The only way to accomplish all of the goals, Mingus believed, was to develop common NPD processes and automate the practice. The company tapped Sopheon's Accolade PLM system in 2002 as the enabling technology platform for the "A" piece of CLEAR. Its best practice, central repository, and dashboard and reporting capabilities, among other features, provided just the right level of automation and shared information access required to bring standardization to the Glatfelter divisions' NPD processes, Mingus says.
Accolade serves as the central portal for all data and activities needed to move product development projects through the system. The software automatically populates charts and creates reports that help executives make better decisions related to project selection and prioritization, he says.
"Accolade helped people focus on the projects, the deliverables, the milestones, and the methodology of getting to results," he says. "As we added new people in new product development, we wanted to archive the work they and others were doing. We didn't have a good method corporate-wide to capture what happened in NPD projects. With Accolade, we now have it."
In addition to deploying Accolade, Glatfelter made organizational changes. It staffed up its NPD team, which now includes some 20 people exclusively focused on the practice. It also had to reorient its workforce, which traditionally had been trained to focus on long runs of relatively few grades of paper, to being comfortable with frequent changes, shorter runs, and familiarity with thousands of paper grades. And the company deployed an SAP ERP system as well as myriad hardware and milling changes.
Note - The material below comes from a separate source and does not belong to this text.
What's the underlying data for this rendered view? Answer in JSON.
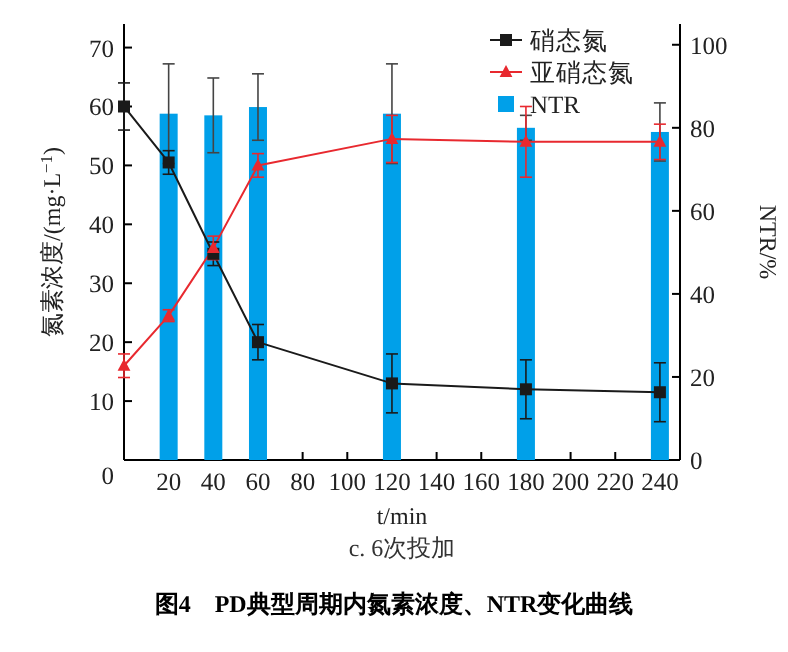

"It was a tremendous change for a company not used to making changes," he recalls. "We went from several hundred grades of paper to several thousand just as many companies in our sector were streamlining their grade offerings and reducing the complexity of what they do."
A couple of years into the transformation, Glatfelter is seeing significant results. The company has achieved a 25% reduction in the average time required to deliver a new product to market, along with a 55% decrease in the number of product failures, Mingus says. One of the key targets of the CLEAR initiative was to ensure that 50% of Glatfelter's corporate revenue would come from new products by 2006. The company met that goal two years ahead of schedule, in 2004, he added. In fact, Glatfelter generated more than $500 million in sales from new products in 2006, out of total sales of nearly $1 billion. Of those sales, $200 million was derived from markets in which Glatfelter didn't even participate in 2001.
As a result of this transformation, Glatfelter is in a far better place to compete in a global and changing market. Says Mingus: "The NPD shift has made us better positioned to weather any downturns. We're one of the largest employers in the county and we're among the last bastions of major-league paper makers in Pennsylvania."